Mumbai Indians XI and their famed Australian team equivalents
Mumbai Indians' dominance in IPL 2020 was like the Australian team of the 2000s.
Updated - Nov 22, 2020 11:30 am
The IPL 2020 might be over, but its hangover is still lingering around in the cricketing fraternity. The way the eight teams played in the 13th edition of the tournament will be remembered for a long time. Especially the fans will reminisce the dominant display by the champions, Mumbai Indians. The Rohit Sharma-led side won its 5th championship by playing the highest level of cricket.
And by the looks of it, they might continue their supremacy in the league in the coming times because of the quality of their side. Arguably this Mumbai Indians side has to be one of the best T20 teams ever to be assembled. The playing XI is packed with match-winners. And to beat them, the oppositions have to be on top of their game. Otherwise, they can just hope that they don’t get humiliated.
Such kind of dominance is only related to a couple of teams in cricketing history.
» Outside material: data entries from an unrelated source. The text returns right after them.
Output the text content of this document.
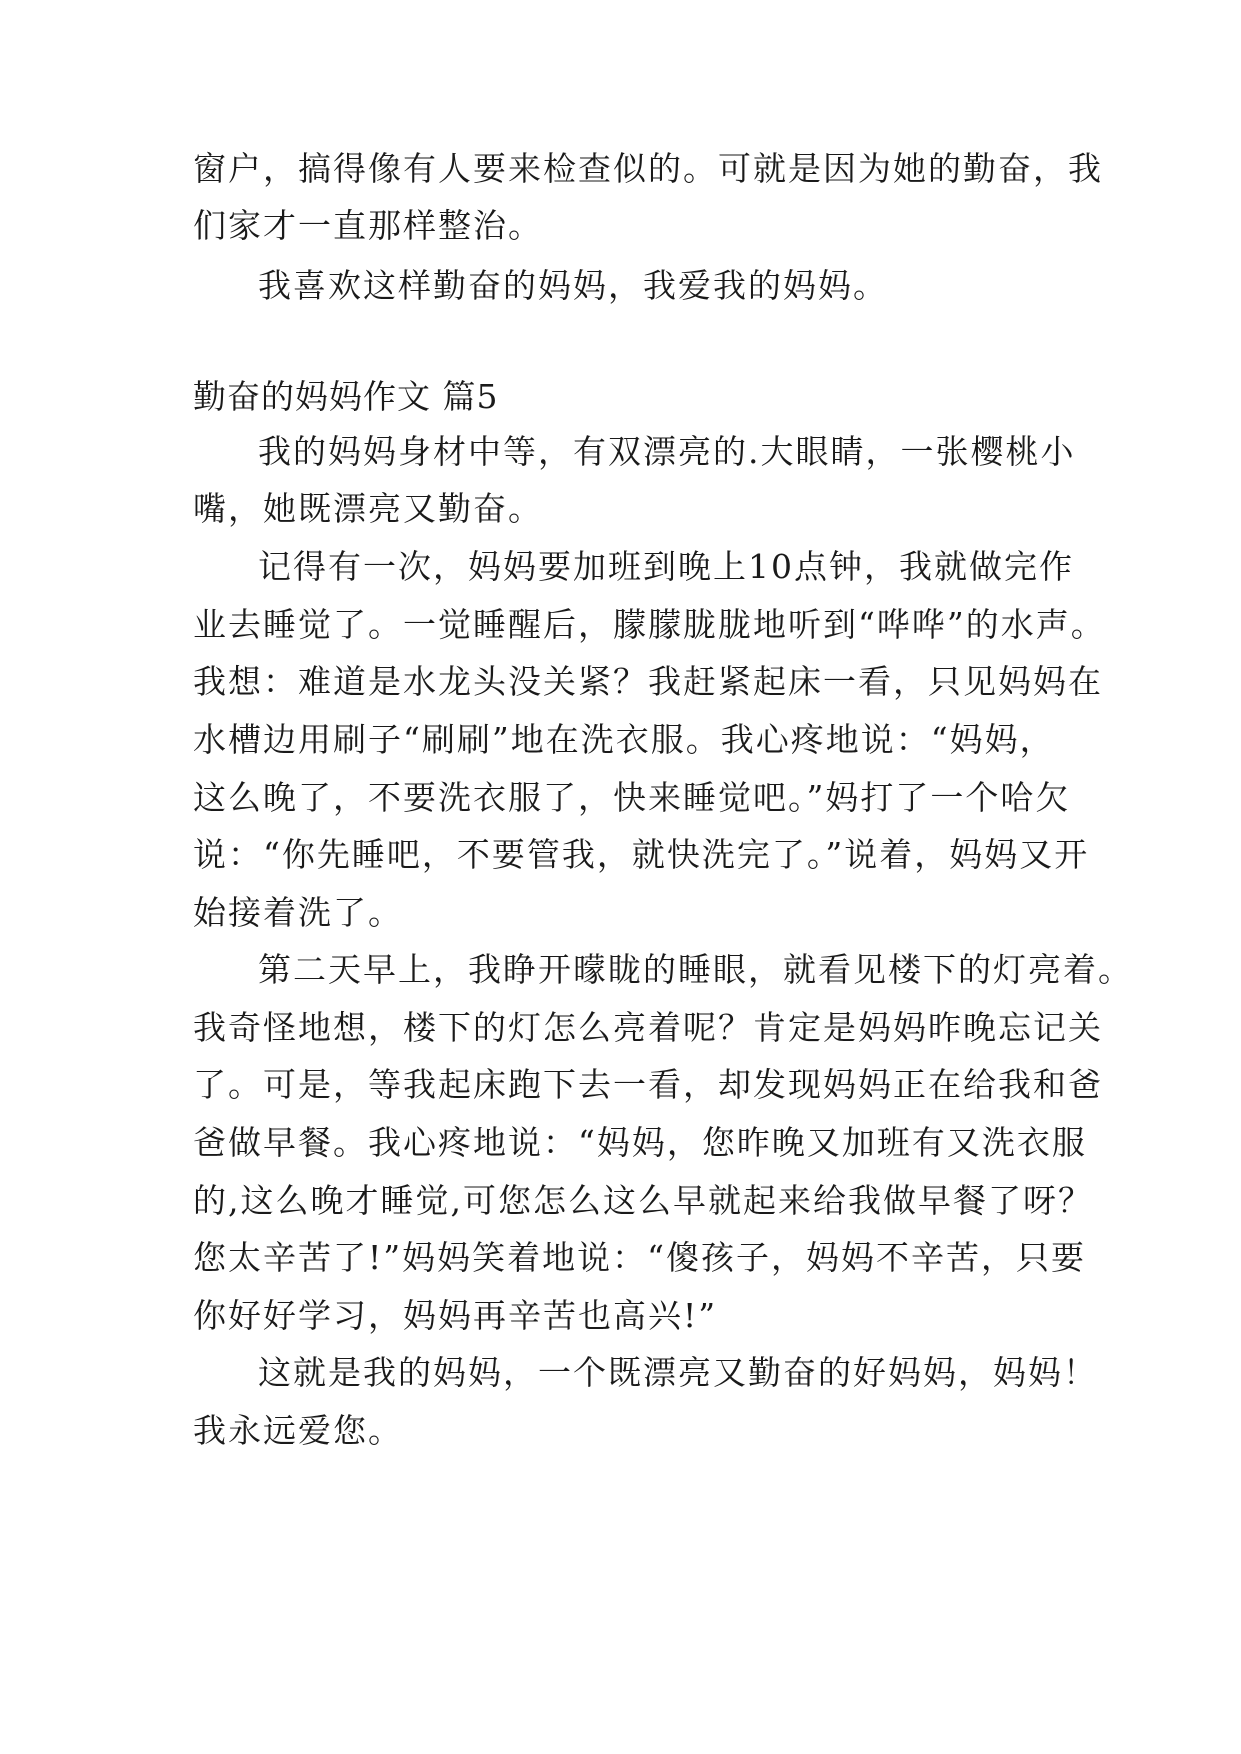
窗户，搞得像有人要来检查似的。可就是因为她的勤奋，我
们家才一直那样整治。
我喜欢这样勤奋的妈妈，我爱我的妈妈。
勤奋的妈妈作文 篇5
我的妈妈身材中等，有双漂亮的.大眼睛，一张樱桃小
嘴，她既漂亮又勤奋。
记得有一次，妈妈要加班到晚上10点钟，我就做完作
业去睡觉了。一觉睡醒后，朦朦胧胧地听到“哗哗”的水声。
我想：难道是水龙头没关紧？我赶紧起床一看，只见妈妈在
水槽边用刷子“刷刷”地在洗衣服。我心疼地说：“妈妈，
这么晚了，不要洗衣服了，快来睡觉吧。”妈打了一个哈欠
说：“你先睡吧，不要管我，就快洗完了。”说着，妈妈又开
始接着洗了。
第二天早上，我睁开曚眬的睡眼，就看见楼下的灯亮着。
我奇怪地想，楼下的灯怎么亮着呢？肯定是妈妈昨晚忘记关
了。可是，等我起床跑下去一看，却发现妈妈正在给我和爸
爸做早餐。我心疼地说：“妈妈，您昨晚又加班有又洗衣服
的,这么晚才睡觉,可您怎么这么早就起来给我做早餐了呀？
您太辛苦了!”妈妈笑着地说：“傻孩子，妈妈不辛苦，只要
你好好学习，妈妈再辛苦也高兴!”
这就是我的妈妈，一个既漂亮又勤奋的好妈妈，妈妈！
我永远爱您。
One is the West Indies side of the 1970s, and the other is the Australian team of the 2000s. And when it comes to white-ball cricket, the latter has to be the pick. They have won five 50-overs World Cups, including three in a row. At the time, Australian cricket was at its peak because of the amount of talent in the side. And surprisingly, this Mumbai Indians side is very much similar to that Australian team, which ruled the cricketing spectrum for a decade.
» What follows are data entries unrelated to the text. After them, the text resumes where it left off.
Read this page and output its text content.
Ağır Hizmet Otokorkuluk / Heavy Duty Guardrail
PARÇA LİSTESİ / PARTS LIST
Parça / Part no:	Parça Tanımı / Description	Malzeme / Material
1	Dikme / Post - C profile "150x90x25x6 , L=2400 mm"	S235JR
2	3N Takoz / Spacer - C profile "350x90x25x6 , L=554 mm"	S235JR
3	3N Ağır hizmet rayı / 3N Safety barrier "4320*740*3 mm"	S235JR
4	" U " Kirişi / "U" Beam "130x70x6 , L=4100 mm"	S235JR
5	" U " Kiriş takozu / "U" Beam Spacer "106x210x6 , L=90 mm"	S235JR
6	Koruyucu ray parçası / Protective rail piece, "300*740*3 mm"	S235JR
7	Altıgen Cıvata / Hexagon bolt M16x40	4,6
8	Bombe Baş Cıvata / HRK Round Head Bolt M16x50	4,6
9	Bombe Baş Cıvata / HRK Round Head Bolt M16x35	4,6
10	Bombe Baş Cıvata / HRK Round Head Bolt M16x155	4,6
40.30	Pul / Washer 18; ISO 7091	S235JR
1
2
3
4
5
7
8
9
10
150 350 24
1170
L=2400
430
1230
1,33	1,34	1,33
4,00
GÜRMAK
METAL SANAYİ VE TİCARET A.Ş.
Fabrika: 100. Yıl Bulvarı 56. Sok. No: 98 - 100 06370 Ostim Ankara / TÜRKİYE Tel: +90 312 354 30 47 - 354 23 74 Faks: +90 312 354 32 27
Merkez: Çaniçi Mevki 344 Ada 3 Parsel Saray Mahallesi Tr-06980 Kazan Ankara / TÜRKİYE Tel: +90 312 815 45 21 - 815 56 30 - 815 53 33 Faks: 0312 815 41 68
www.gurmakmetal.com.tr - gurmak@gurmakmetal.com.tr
Mumbai Indians XI and their Mighty Aussie equivalents:
1) Quinton de Kock – Adam Gilchrist
A team can have multiple match-winners in their ranks, but even then, they might fail if they don’t have a platform to build on. That’s why a game-changing opener is essential for a team to succeed in any format. More so in the T20s, where the teams want to set the tone upfront. And that’s what Mumbai Indians did throughout the IPL 2020.
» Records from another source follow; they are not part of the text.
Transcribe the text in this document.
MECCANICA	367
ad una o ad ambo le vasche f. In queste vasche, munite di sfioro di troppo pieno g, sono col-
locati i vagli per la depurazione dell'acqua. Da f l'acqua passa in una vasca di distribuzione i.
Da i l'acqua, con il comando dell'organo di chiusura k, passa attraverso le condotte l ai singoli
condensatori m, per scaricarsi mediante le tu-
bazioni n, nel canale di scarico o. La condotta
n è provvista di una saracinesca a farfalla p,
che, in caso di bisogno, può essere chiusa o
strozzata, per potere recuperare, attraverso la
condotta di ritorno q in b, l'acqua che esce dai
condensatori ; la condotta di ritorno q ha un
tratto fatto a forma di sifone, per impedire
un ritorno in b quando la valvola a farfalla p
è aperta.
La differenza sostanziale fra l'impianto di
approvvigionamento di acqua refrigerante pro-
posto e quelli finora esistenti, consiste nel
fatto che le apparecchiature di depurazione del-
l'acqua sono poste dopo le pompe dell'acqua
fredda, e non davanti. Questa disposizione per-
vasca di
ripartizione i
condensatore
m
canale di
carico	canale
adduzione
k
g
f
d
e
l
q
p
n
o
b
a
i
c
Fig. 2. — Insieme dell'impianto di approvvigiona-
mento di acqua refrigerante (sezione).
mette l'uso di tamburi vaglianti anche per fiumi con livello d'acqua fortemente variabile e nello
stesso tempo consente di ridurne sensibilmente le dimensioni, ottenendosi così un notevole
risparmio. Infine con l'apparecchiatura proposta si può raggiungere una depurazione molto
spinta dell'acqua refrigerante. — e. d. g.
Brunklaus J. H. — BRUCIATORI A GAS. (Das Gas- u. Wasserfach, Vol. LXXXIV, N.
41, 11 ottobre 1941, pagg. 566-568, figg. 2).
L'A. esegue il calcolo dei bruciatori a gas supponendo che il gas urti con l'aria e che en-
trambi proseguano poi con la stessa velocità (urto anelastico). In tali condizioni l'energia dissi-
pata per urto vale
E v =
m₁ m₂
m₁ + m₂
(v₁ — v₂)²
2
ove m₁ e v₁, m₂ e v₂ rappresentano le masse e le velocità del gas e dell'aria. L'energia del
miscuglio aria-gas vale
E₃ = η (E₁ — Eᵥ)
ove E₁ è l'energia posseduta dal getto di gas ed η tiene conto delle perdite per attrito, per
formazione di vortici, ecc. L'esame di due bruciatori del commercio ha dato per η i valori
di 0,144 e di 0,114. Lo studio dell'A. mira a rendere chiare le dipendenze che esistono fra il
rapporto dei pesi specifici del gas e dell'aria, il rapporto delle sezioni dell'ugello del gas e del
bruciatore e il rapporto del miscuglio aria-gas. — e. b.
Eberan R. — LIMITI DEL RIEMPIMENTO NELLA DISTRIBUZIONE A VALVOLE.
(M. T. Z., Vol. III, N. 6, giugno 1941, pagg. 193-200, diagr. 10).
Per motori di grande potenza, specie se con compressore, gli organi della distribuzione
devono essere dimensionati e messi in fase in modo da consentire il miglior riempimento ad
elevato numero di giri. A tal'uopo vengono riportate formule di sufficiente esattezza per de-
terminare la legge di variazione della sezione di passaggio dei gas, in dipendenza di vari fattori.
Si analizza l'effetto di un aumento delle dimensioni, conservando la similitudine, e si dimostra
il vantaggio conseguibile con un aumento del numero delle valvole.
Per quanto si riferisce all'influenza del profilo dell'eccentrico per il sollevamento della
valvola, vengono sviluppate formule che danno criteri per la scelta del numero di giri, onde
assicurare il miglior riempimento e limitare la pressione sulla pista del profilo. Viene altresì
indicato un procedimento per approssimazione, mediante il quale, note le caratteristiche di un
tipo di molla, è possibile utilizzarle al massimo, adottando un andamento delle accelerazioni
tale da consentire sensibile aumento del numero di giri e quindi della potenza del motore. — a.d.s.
Quinton de Kock provided them with the ideal starts in most of the games. He took on the opposition bowling attacks from the first ball itself. To go with it, his safe pair of hands behind the stumps also helped the Mumbai bowlers immensely. In a way, he did what Adam Gilchrist used to do in his prime for the Kangaroos.
The Aussie keeper-batsman always made sure that his team got the perfect starts. And add to that his glovework, which played the perfect foil to the menacing Australian bowling attack. Like Gilchrist, Quinton’s aggressive play at the top has been one of the reason’s for Mumbai’s success. Hence, it can be said that De Kock’s role is quite similar to Adam’s in that famed Australian white-ball team.